Nessuno sconto di pena ai quattro agenti che all'alba del 25 settembre di sei anni fa fermarono Federico Aldrovandi che, pochi minuti dopo questo misterioso e violentissimo controllo di polizia, sarebbe morto col cuore spezzato e cinquantaquattro lesioni sul corpo. La corte d'Appello di Bologna ha confermato ieri, in fondo a tre ore di camera di consiglio, la pena sancita in primo grado dal tribunale di Ferrara per la morte di un diciottenne che non stava commettendo alcun reato, le cui ultime parole - riferite da una testimone coraggiosissima - furono una straziante richiesta d'aiuto formulata proprio a chi gli stava addosso impedendogli di respirare. E che, poco prima di buttarlo a terra, gli aveva spezzato in faccia e sul corpo due manganelli mentre, nelle ore successive all'omicidio colposo, si sarebbe dedicato, con altri pezzi della questura estense (poi condannati in un'inchiesta parallela), a costruire una versione ufficiale che celasse le loro condotte delittuose.
Il tribunale ferrarese aveva condannato a luglio 2010 i quattro poliziotti Paolo Forlani, Monica Segatto, Enzo Pontani e Luca Pollastri a tre anni e sei mesi di reclusione per l'eccesso colposo nell'omicidio colposo, si perdoni il bisticcio di parole, di Federico Aldrovandi. E così ha confermato la corte d'appello bolognese.

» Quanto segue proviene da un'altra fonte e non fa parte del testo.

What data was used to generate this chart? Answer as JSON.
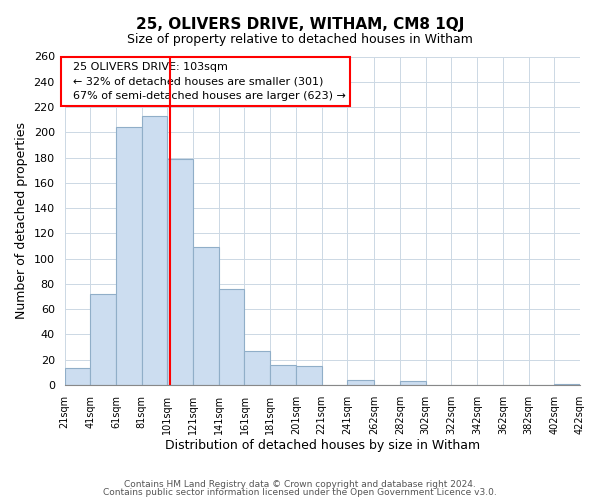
{
  "title": "25, OLIVERS DRIVE, WITHAM, CM8 1QJ",
  "subtitle": "Size of property relative to detached houses in Witham",
  "xlabel": "Distribution of detached houses by size in Witham",
  "ylabel": "Number of detached properties",
  "bar_color": "#ccddf0",
  "bar_edge_color": "#90aec8",
  "background_color": "#ffffff",
  "grid_color": "#ccd8e4",
  "bins": [
    21,
    41,
    61,
    81,
    101,
    121,
    141,
    161,
    181,
    201,
    221,
    241,
    262,
    282,
    302,
    322,
    342,
    362,
    382,
    402,
    422
  ],
  "counts": [
    13,
    72,
    204,
    213,
    179,
    109,
    76,
    27,
    16,
    15,
    0,
    4,
    0,
    3,
    0,
    0,
    0,
    0,
    0,
    1
  ],
  "red_line_x": 103,
  "annotation_title": "25 OLIVERS DRIVE: 103sqm",
  "annotation_line1": "← 32% of detached houses are smaller (301)",
  "annotation_line2": "67% of semi-detached houses are larger (623) →",
  "ylim": [
    0,
    260
  ],
  "yticks": [
    0,
    20,
    40,
    60,
    80,
    100,
    120,
    140,
    160,
    180,
    200,
    220,
    240,
    260
  ],
  "footer_line1": "Contains HM Land Registry data © Crown copyright and database right 2024.",
  "footer_line2": "Contains public sector information licensed under the Open Government Licence v3.0."
}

In aula una piccola folla nella quale spiccavano Lino e Patrizia, i genitori di Federico, Stefano, il loro secondogenito, Ilaria Cucchi e Lucia Uva, a loro volta sorelle di altre due vittime uccise - secondo le denunce - dal mix micidiale di malapolizia e malasanità. Eì proprio vicino alle due donne che Patrizia Moretti commenta: «E' una sentenza giusta, una sentenza che non poteva che essere confermata. E' anche una sentenza utile a impedire, nei processi che si stanno celebrando, il linciaggio delle vittime delle forze dell'ordine imputate. Siamo noi familiari a subire questo linciaggio nei processi dove vengono accusati i nostri cari che vengono sempre presentati e messi sotto accusa».

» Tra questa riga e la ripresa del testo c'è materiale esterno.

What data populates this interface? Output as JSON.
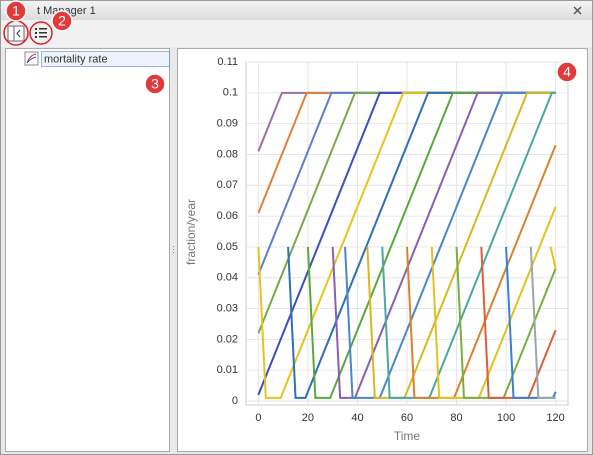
{
  "window": {
    "title": "t Manager 1"
  },
  "tree": {
    "items": [
      "mortality rate"
    ]
  },
  "annotations": [
    "1",
    "2",
    "3",
    "4"
  ],
  "chart_data": {
    "type": "line",
    "y_label": "fraction/year",
    "x_label": "Time",
    "xlim": [
      -5,
      125
    ],
    "ylim": [
      -0.0013,
      0.11
    ],
    "xticks": [
      0,
      20,
      40,
      60,
      80,
      100,
      120
    ],
    "yticks": [
      0,
      0.01,
      0.02,
      0.03,
      0.04,
      0.05,
      0.06,
      0.07,
      0.08,
      0.09,
      0.1,
      0.11
    ],
    "grid": true,
    "series": [
      {
        "color": "#9b6fa8",
        "x": [
          0,
          9.5,
          120
        ],
        "values": [
          0.081,
          0.1,
          0.1
        ]
      },
      {
        "color": "#e0803a",
        "x": [
          0,
          19.5,
          120
        ],
        "values": [
          0.061,
          0.1,
          0.1
        ]
      },
      {
        "color": "#5b7fc9",
        "x": [
          0,
          29.5,
          120
        ],
        "values": [
          0.041,
          0.1,
          0.1
        ]
      },
      {
        "color": "#79a84a",
        "x": [
          0,
          39,
          120
        ],
        "values": [
          0.022,
          0.1,
          0.1
        ]
      },
      {
        "color": "#3b4fbf",
        "x": [
          0,
          49,
          120
        ],
        "values": [
          0.002,
          0.1,
          0.1
        ]
      },
      {
        "color": "#e8c31e",
        "x": [
          0,
          3,
          9,
          58.5,
          120
        ],
        "values": [
          0.05,
          0.001,
          0.001,
          0.1,
          0.1
        ]
      },
      {
        "color": "#2e6fb8",
        "x": [
          12,
          15,
          19,
          68.5,
          120
        ],
        "values": [
          0.05,
          0.001,
          0.001,
          0.1,
          0.1
        ]
      },
      {
        "color": "#5aa83a",
        "x": [
          20,
          23,
          29,
          78.5,
          120
        ],
        "values": [
          0.05,
          0.001,
          0.001,
          0.1,
          0.1
        ]
      },
      {
        "color": "#8a5fb0",
        "x": [
          30,
          33,
          39,
          88.5,
          120
        ],
        "values": [
          0.05,
          0.001,
          0.001,
          0.1,
          0.1
        ]
      },
      {
        "color": "#4a86c8",
        "x": [
          35,
          38,
          49,
          98.5,
          120
        ],
        "values": [
          0.05,
          0.001,
          0.001,
          0.1,
          0.1
        ]
      },
      {
        "color": "#d8b820",
        "x": [
          44,
          47,
          59,
          108.5,
          120
        ],
        "values": [
          0.05,
          0.001,
          0.001,
          0.1,
          0.1
        ]
      },
      {
        "color": "#4aa8a0",
        "x": [
          50,
          53,
          69,
          118.5,
          120
        ],
        "values": [
          0.05,
          0.001,
          0.001,
          0.1,
          0.1
        ]
      },
      {
        "color": "#d9822b",
        "x": [
          60,
          63,
          79,
          120
        ],
        "values": [
          0.05,
          0.001,
          0.001,
          0.083
        ]
      },
      {
        "color": "#e4c020",
        "x": [
          70,
          73,
          89,
          120
        ],
        "values": [
          0.05,
          0.001,
          0.001,
          0.063
        ]
      },
      {
        "color": "#78b040",
        "x": [
          80,
          83,
          99,
          120
        ],
        "values": [
          0.05,
          0.001,
          0.001,
          0.043
        ]
      },
      {
        "color": "#d9603a",
        "x": [
          90,
          93,
          109,
          120
        ],
        "values": [
          0.05,
          0.001,
          0.001,
          0.023
        ]
      },
      {
        "color": "#3a7fd0",
        "x": [
          100,
          103,
          119,
          120
        ],
        "values": [
          0.05,
          0.001,
          0.001,
          0.003
        ]
      },
      {
        "color": "#9aa7a8",
        "x": [
          110,
          113,
          120
        ],
        "values": [
          0.05,
          0.001,
          0.001
        ]
      },
      {
        "color": "#e8c31e",
        "x": [
          118,
          120
        ],
        "values": [
          0.05,
          0.043
        ]
      }
    ]
  }
}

In nessun momento del processo è venuta meno la granitica solidarietà ai quattro condannati da parte della stragrande maggioranza di superiori, colleghi e rappresentanze sindacali. I difensori dei quattro imputati - cui s'è aggiunto per il processo d'appello, il legale del premier Ghedini - hanno già annunciato ricorso in Cassazione contro quella che ritengono «una sentenza più che ingiusta». Solo due degli imputati, Paolo Forlani ed Enzo Pontani hanno ascoltato il dispositivo. Presente anche il padre di Federico, Lino Aldrovandi: «La conferma della sentenza è l'ultima carezza che ci ha dato Federico da lassù. Non posso che ringraziare tanti che hanno permesso di arrivare fino qui tra cui il Pm Nicola Proto». La stessa Procura di Ferrara ha commentato: «Prendiamo atto con soddisfazione della conferma della sentenza».
Dopo oltre cento giorni di silenzio, i genitori di Federico decisero di aprire un blog (tuttora attivo: http://federicoaldrovandi.blog.kataweb.it/) per mettere nero su bianco tutti i dubbi su una versione ufficiale ripetutamente manipolata dalla questura non appena emergevano nuovi dettagli. Del blog si accorsero Indymedia e Liberazione così da far migrare il caso oltre la coltre di nebbia di una città assuefatta dall'ideologia sicuritaria. Rapidamente anche il manifesto, Chi l'ha visto? e due voci locali - estense.com e Tele Estense - seppero sottrarsi alle pressioni di chi avrebbe voluto che il delitto restasse uno dei tanti casi insoluti, insabbiati nella "zona del silenzio" (così avvertiva un cartello dell'ippodromo, a pochi passi dal luogo in cui morì il ragazzo). La campagna di stampa ebbe un impulso decisivo sulla controinchiesta dei legali della famiglia Aldrovandi - da Fabio Anselmo a Riccardo Venturi, da Beniamino Del Mercato a Stefano Gamberini - e il cambio di pm avrebbe portato al rinvio a giudizio degli agenti dopo una prima fase in cui l'oblio sembrava inevitabile.